Do we have any of the originals of the Bible's 66 books? NO. Not 1.
But, we do have enough pieces of the cross to build several crosses, and enough other relics to rebuild several sacred objects several times over. Get the point? Anytime something of religious significance survives the ages, we turn it into an idol or good luck charm! That's why, in the OT, God commanded Moses to build a bronze snake and set it up on a pole, to help the people. Later, it had to be taken and smashed by King Hezekiah because the people had named it and were burning incense to it! That's why you get a movie like Indiana Jones and the Raiders of the Lost Ark! You can bet, if we had an original copy of John, from the hand of John, people would be somewhere bowing to it today! They'd miss the point. We don't have the originals. Not one.
How many of you have ever seen an original of the Declaration of Independence? But how many of you have seen at least the text of it and felt confident that you were reading what Thomas Jefferson wrote and then Adams and Franklin adjusted? Why did you feel confident? Several reasons:
1. It was regarded as an important document, so it was treated that way.
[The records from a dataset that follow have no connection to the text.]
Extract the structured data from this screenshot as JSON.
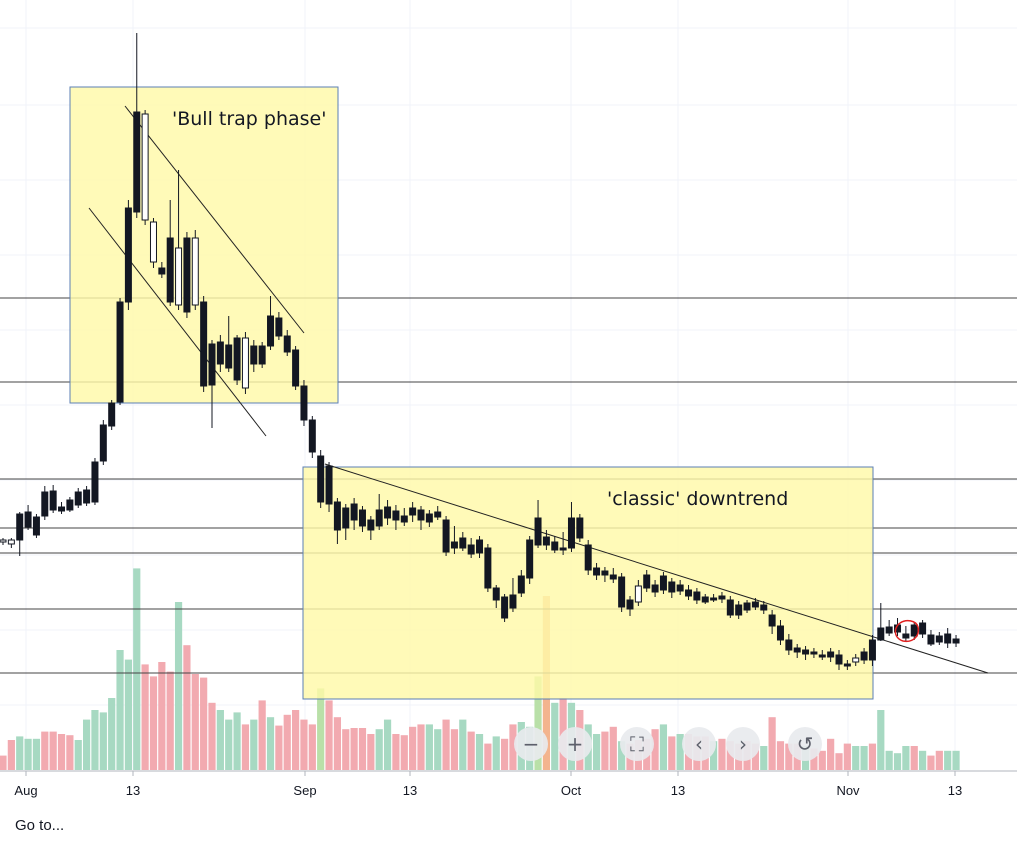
{
  "chart_data": {
    "type": "candlestick",
    "x_axis_labels": [
      "Aug",
      "13",
      "Sep",
      "13",
      "Oct",
      "13",
      "Nov",
      "13"
    ],
    "annotations": {
      "box1_text": "'Bull trap phase'",
      "box2_text": "'classic' downtrend"
    },
    "colors": {
      "box_fill": "#fff9a8",
      "box_stroke": "#5b7fb5",
      "candle": "#131722",
      "vol_up": "#a7d9c2",
      "vol_down": "#f2aab0",
      "vol_up_highlight": "#b9e0a8",
      "vol_down_highlight": "#f3b48e",
      "circle": "#e02020"
    },
    "candles": [
      [
        0,
        542,
        540,
        538,
        545
      ],
      [
        1,
        544,
        540,
        538,
        548
      ],
      [
        2,
        514,
        540,
        512,
        556
      ],
      [
        3,
        512,
        527,
        505,
        530
      ],
      [
        4,
        517,
        535,
        514,
        538
      ],
      [
        5,
        492,
        516,
        486,
        520
      ],
      [
        6,
        491,
        510,
        485,
        513
      ],
      [
        7,
        507,
        511,
        502,
        514
      ],
      [
        8,
        500,
        510,
        497,
        512
      ],
      [
        9,
        492,
        505,
        488,
        508
      ],
      [
        10,
        490,
        503,
        486,
        506
      ],
      [
        11,
        462,
        502,
        458,
        505
      ],
      [
        12,
        425,
        461,
        420,
        465
      ],
      [
        13,
        403,
        426,
        400,
        430
      ],
      [
        14,
        302,
        402,
        298,
        405
      ],
      [
        15,
        208,
        302,
        200,
        310
      ],
      [
        16,
        112,
        212,
        33,
        218
      ],
      [
        17,
        220,
        114,
        110,
        225
      ],
      [
        18,
        262,
        222,
        218,
        268
      ],
      [
        19,
        268,
        274,
        262,
        278
      ],
      [
        20,
        238,
        302,
        200,
        306
      ],
      [
        21,
        305,
        248,
        170,
        310
      ],
      [
        22,
        238,
        312,
        232,
        318
      ],
      [
        23,
        305,
        238,
        230,
        310
      ],
      [
        24,
        302,
        386,
        296,
        392
      ],
      [
        25,
        344,
        385,
        340,
        428
      ],
      [
        26,
        342,
        364,
        335,
        372
      ],
      [
        27,
        345,
        368,
        316,
        372
      ],
      [
        28,
        338,
        380,
        335,
        385
      ],
      [
        29,
        388,
        338,
        332,
        394
      ],
      [
        30,
        346,
        364,
        340,
        372
      ],
      [
        31,
        346,
        364,
        342,
        368
      ],
      [
        32,
        316,
        346,
        296,
        350
      ],
      [
        33,
        318,
        336,
        312,
        340
      ],
      [
        34,
        336,
        352,
        330,
        356
      ],
      [
        35,
        350,
        386,
        346,
        390
      ],
      [
        36,
        386,
        420,
        380,
        426
      ],
      [
        37,
        420,
        452,
        416,
        458
      ],
      [
        38,
        456,
        502,
        450,
        508
      ],
      [
        39,
        466,
        504,
        462,
        512
      ],
      [
        40,
        502,
        530,
        498,
        544
      ],
      [
        41,
        508,
        528,
        504,
        540
      ],
      [
        42,
        504,
        520,
        498,
        530
      ],
      [
        43,
        510,
        526,
        506,
        532
      ],
      [
        44,
        520,
        530,
        516,
        540
      ],
      [
        45,
        510,
        526,
        494,
        530
      ],
      [
        46,
        507,
        518,
        500,
        525
      ],
      [
        47,
        511,
        520,
        505,
        530
      ],
      [
        48,
        516,
        522,
        508,
        526
      ],
      [
        49,
        508,
        515,
        502,
        522
      ],
      [
        50,
        510,
        520,
        506,
        530
      ],
      [
        51,
        514,
        522,
        510,
        527
      ],
      [
        52,
        512,
        517,
        506,
        520
      ],
      [
        53,
        520,
        552,
        516,
        556
      ],
      [
        54,
        542,
        548,
        526,
        554
      ],
      [
        55,
        538,
        548,
        532,
        551
      ],
      [
        56,
        545,
        554,
        538,
        558
      ],
      [
        57,
        540,
        553,
        536,
        558
      ],
      [
        58,
        548,
        588,
        544,
        592
      ],
      [
        59,
        588,
        600,
        585,
        608
      ],
      [
        60,
        597,
        618,
        594,
        622
      ],
      [
        61,
        595,
        608,
        578,
        612
      ],
      [
        62,
        576,
        593,
        570,
        597
      ],
      [
        63,
        540,
        578,
        536,
        584
      ],
      [
        64,
        518,
        545,
        500,
        548
      ],
      [
        65,
        537,
        545,
        530,
        550
      ],
      [
        66,
        542,
        550,
        536,
        553
      ],
      [
        67,
        548,
        550,
        532,
        555
      ],
      [
        68,
        518,
        548,
        502,
        552
      ],
      [
        69,
        518,
        538,
        514,
        542
      ],
      [
        70,
        545,
        570,
        540,
        575
      ],
      [
        71,
        568,
        575,
        563,
        580
      ],
      [
        72,
        571,
        575,
        567,
        582
      ],
      [
        73,
        575,
        579,
        568,
        583
      ],
      [
        74,
        577,
        607,
        573,
        612
      ],
      [
        75,
        600,
        609,
        596,
        616
      ],
      [
        76,
        602,
        586,
        580,
        606
      ],
      [
        77,
        575,
        588,
        570,
        592
      ],
      [
        78,
        585,
        592,
        580,
        597
      ],
      [
        79,
        576,
        590,
        572,
        594
      ],
      [
        80,
        582,
        592,
        578,
        598
      ],
      [
        81,
        585,
        591,
        580,
        595
      ],
      [
        82,
        590,
        596,
        585,
        600
      ],
      [
        83,
        592,
        600,
        588,
        604
      ],
      [
        84,
        597,
        602,
        594,
        604
      ],
      [
        85,
        598,
        600,
        594,
        602
      ],
      [
        86,
        596,
        599,
        592,
        603
      ],
      [
        87,
        600,
        615,
        596,
        618
      ],
      [
        88,
        605,
        615,
        601,
        619
      ],
      [
        89,
        603,
        610,
        600,
        613
      ],
      [
        90,
        602,
        607,
        598,
        610
      ],
      [
        91,
        605,
        610,
        601,
        614
      ],
      [
        92,
        615,
        626,
        610,
        634
      ],
      [
        93,
        626,
        640,
        620,
        645
      ],
      [
        94,
        640,
        650,
        634,
        655
      ],
      [
        95,
        648,
        652,
        644,
        658
      ],
      [
        96,
        650,
        654,
        646,
        660
      ],
      [
        97,
        652,
        654,
        648,
        658
      ],
      [
        98,
        655,
        657,
        650,
        660
      ],
      [
        99,
        652,
        657,
        648,
        662
      ],
      [
        100,
        655,
        664,
        650,
        670
      ],
      [
        101,
        664,
        666,
        660,
        670
      ],
      [
        102,
        662,
        658,
        654,
        666
      ],
      [
        103,
        652,
        660,
        648,
        664
      ],
      [
        104,
        640,
        660,
        635,
        666
      ],
      [
        105,
        628,
        640,
        603,
        641
      ],
      [
        106,
        627,
        633,
        620,
        636
      ],
      [
        107,
        625,
        632,
        618,
        636
      ],
      [
        108,
        634,
        638,
        626,
        642
      ],
      [
        109,
        625,
        636,
        622,
        640
      ],
      [
        110,
        623,
        634,
        620,
        638
      ],
      [
        111,
        635,
        644,
        630,
        646
      ],
      [
        112,
        636,
        642,
        632,
        645
      ],
      [
        113,
        634,
        643,
        628,
        648
      ],
      [
        114,
        639,
        643,
        635,
        647
      ]
    ],
    "volume": [
      [
        0,
        12,
        0
      ],
      [
        1,
        25,
        0
      ],
      [
        2,
        28,
        1
      ],
      [
        3,
        26,
        1
      ],
      [
        4,
        26,
        1
      ],
      [
        5,
        32,
        0
      ],
      [
        6,
        32,
        0
      ],
      [
        7,
        30,
        0
      ],
      [
        8,
        29,
        0
      ],
      [
        9,
        25,
        1
      ],
      [
        10,
        42,
        1
      ],
      [
        11,
        50,
        1
      ],
      [
        12,
        48,
        1
      ],
      [
        13,
        60,
        1
      ],
      [
        14,
        100,
        1
      ],
      [
        15,
        92,
        1
      ],
      [
        16,
        168,
        1
      ],
      [
        17,
        88,
        0
      ],
      [
        18,
        78,
        0
      ],
      [
        19,
        90,
        0
      ],
      [
        20,
        82,
        0
      ],
      [
        21,
        140,
        1
      ],
      [
        22,
        104,
        0
      ],
      [
        23,
        80,
        0
      ],
      [
        24,
        77,
        0
      ],
      [
        25,
        56,
        0
      ],
      [
        26,
        50,
        1
      ],
      [
        27,
        42,
        1
      ],
      [
        28,
        48,
        1
      ],
      [
        29,
        38,
        0
      ],
      [
        30,
        42,
        1
      ],
      [
        31,
        58,
        0
      ],
      [
        32,
        44,
        1
      ],
      [
        33,
        37,
        0
      ],
      [
        34,
        46,
        0
      ],
      [
        35,
        50,
        0
      ],
      [
        36,
        42,
        0
      ],
      [
        37,
        38,
        0
      ],
      [
        38,
        68,
        1
      ],
      [
        39,
        58,
        0
      ],
      [
        40,
        44,
        0
      ],
      [
        41,
        34,
        0
      ],
      [
        42,
        35,
        0
      ],
      [
        43,
        35,
        0
      ],
      [
        44,
        30,
        0
      ],
      [
        45,
        34,
        1
      ],
      [
        46,
        42,
        1
      ],
      [
        47,
        30,
        0
      ],
      [
        48,
        29,
        0
      ],
      [
        49,
        36,
        0
      ],
      [
        50,
        38,
        0
      ],
      [
        51,
        38,
        1
      ],
      [
        52,
        34,
        1
      ],
      [
        53,
        42,
        0
      ],
      [
        54,
        34,
        0
      ],
      [
        55,
        42,
        1
      ],
      [
        56,
        32,
        0
      ],
      [
        57,
        30,
        1
      ],
      [
        58,
        22,
        0
      ],
      [
        59,
        28,
        1
      ],
      [
        60,
        26,
        0
      ],
      [
        61,
        38,
        0
      ],
      [
        62,
        40,
        1
      ],
      [
        63,
        36,
        1
      ],
      [
        64,
        78,
        1
      ],
      [
        65,
        145,
        0
      ],
      [
        66,
        56,
        1
      ],
      [
        67,
        60,
        0
      ],
      [
        68,
        56,
        1
      ],
      [
        69,
        50,
        0
      ],
      [
        70,
        38,
        1
      ],
      [
        71,
        30,
        1
      ],
      [
        72,
        32,
        0
      ],
      [
        73,
        36,
        0
      ],
      [
        74,
        24,
        1
      ],
      [
        75,
        22,
        0
      ],
      [
        76,
        25,
        0
      ],
      [
        77,
        26,
        0
      ],
      [
        78,
        34,
        0
      ],
      [
        79,
        38,
        1
      ],
      [
        80,
        28,
        0
      ],
      [
        81,
        30,
        1
      ],
      [
        82,
        30,
        0
      ],
      [
        83,
        28,
        0
      ],
      [
        84,
        28,
        0
      ],
      [
        85,
        24,
        1
      ],
      [
        86,
        26,
        0
      ],
      [
        87,
        24,
        0
      ],
      [
        88,
        22,
        0
      ],
      [
        89,
        24,
        0
      ],
      [
        90,
        22,
        0
      ],
      [
        91,
        20,
        1
      ],
      [
        92,
        44,
        0
      ],
      [
        93,
        24,
        0
      ],
      [
        94,
        22,
        0
      ],
      [
        95,
        22,
        0
      ],
      [
        96,
        20,
        1
      ],
      [
        97,
        18,
        0
      ],
      [
        98,
        16,
        0
      ],
      [
        99,
        26,
        0
      ],
      [
        100,
        14,
        0
      ],
      [
        101,
        22,
        0
      ],
      [
        102,
        20,
        1
      ],
      [
        103,
        20,
        1
      ],
      [
        104,
        22,
        0
      ],
      [
        105,
        50,
        1
      ],
      [
        106,
        16,
        1
      ],
      [
        107,
        14,
        1
      ],
      [
        108,
        20,
        1
      ],
      [
        109,
        20,
        0
      ],
      [
        110,
        16,
        1
      ],
      [
        111,
        12,
        0
      ],
      [
        112,
        16,
        0
      ],
      [
        113,
        16,
        1
      ],
      [
        114,
        16,
        1
      ]
    ]
  },
  "toolbar": {
    "zoom_out": "−",
    "zoom_in": "+",
    "fullscreen": "⛶",
    "scroll_left": "‹",
    "scroll_right": "›",
    "reset": "↺"
  },
  "footer": {
    "goto_label": "Go to..."
  }
}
2. Many copies were made of it right away and sent around to the 13 colonies
3. Many witnesses saw it and would verify its contents
4. We could always go back and look at the original.
What about the US Constitution? The Gettysburg Address? Same things: they were important, many copies were made of them and spread around, many witnesses saw them, and we could always go back and look at the originals in some form. We believe about those old, important documents that we have the original writings of their authors, even without seeing them in person, based on all of these external evidences.
Now, let's take away #4.
Let's say no one living today has seen the originals of other old writings: Longfellow, Shakespeare, Chaucer. Let's go further back: Homer, Plato, Aristotle. We read their works. We accept that what we're reading are their works, but all of that's based only on copies. There's no original for comparison. Still, we assume that what we have is fairly accurate. Why? Because of…
the number of copies that exist
the care given to making the copies
the age of the copies
witnesses verify them
Even without the originals, we're still confident that we're reading Shakespeare, Chaucer, Longfellow, even Homer, Plato, and Aristotle.
Just for comparison, let's take the external evidence for the ancient writing of which we have the most and oldest copies and compare it to the NT. That would be Homer's Iliad.
There are 643 different copies of the Iliad existing today. The oldest one was made 500 years after Homer wrote the original in 725-625 BC. It was regarded as sacred literature, so it was carefully copied, sent around, and preserved. It's still read and studied today. We figure, when we're reading it, we're reading Homer - translated from classical Greek, of course. When we take those 643 copies and compare them, there are differences in about 5% of the whole text. Only 5% of the whole, and most of these places don't affect the meaning significantly. As ancient writing is concerned, the Iliad's very well-preserved.
Let's compare that to the whole NT.
The NT was also regarded as sacred literature early on too, so it was carefully copied, spread around and preserved. The oldest copied parts of it that we have today were made about 25 years after it was collected. All totaled, there are 24,633 ancient copies of the NT and parts of it. When we take all of those copies and compare them, there are differences in the copies in about .5% of the whole text - ½ of 1% - 400 words of the total. All of these are places that don't significantly affect the meaning - and, we know where they all are!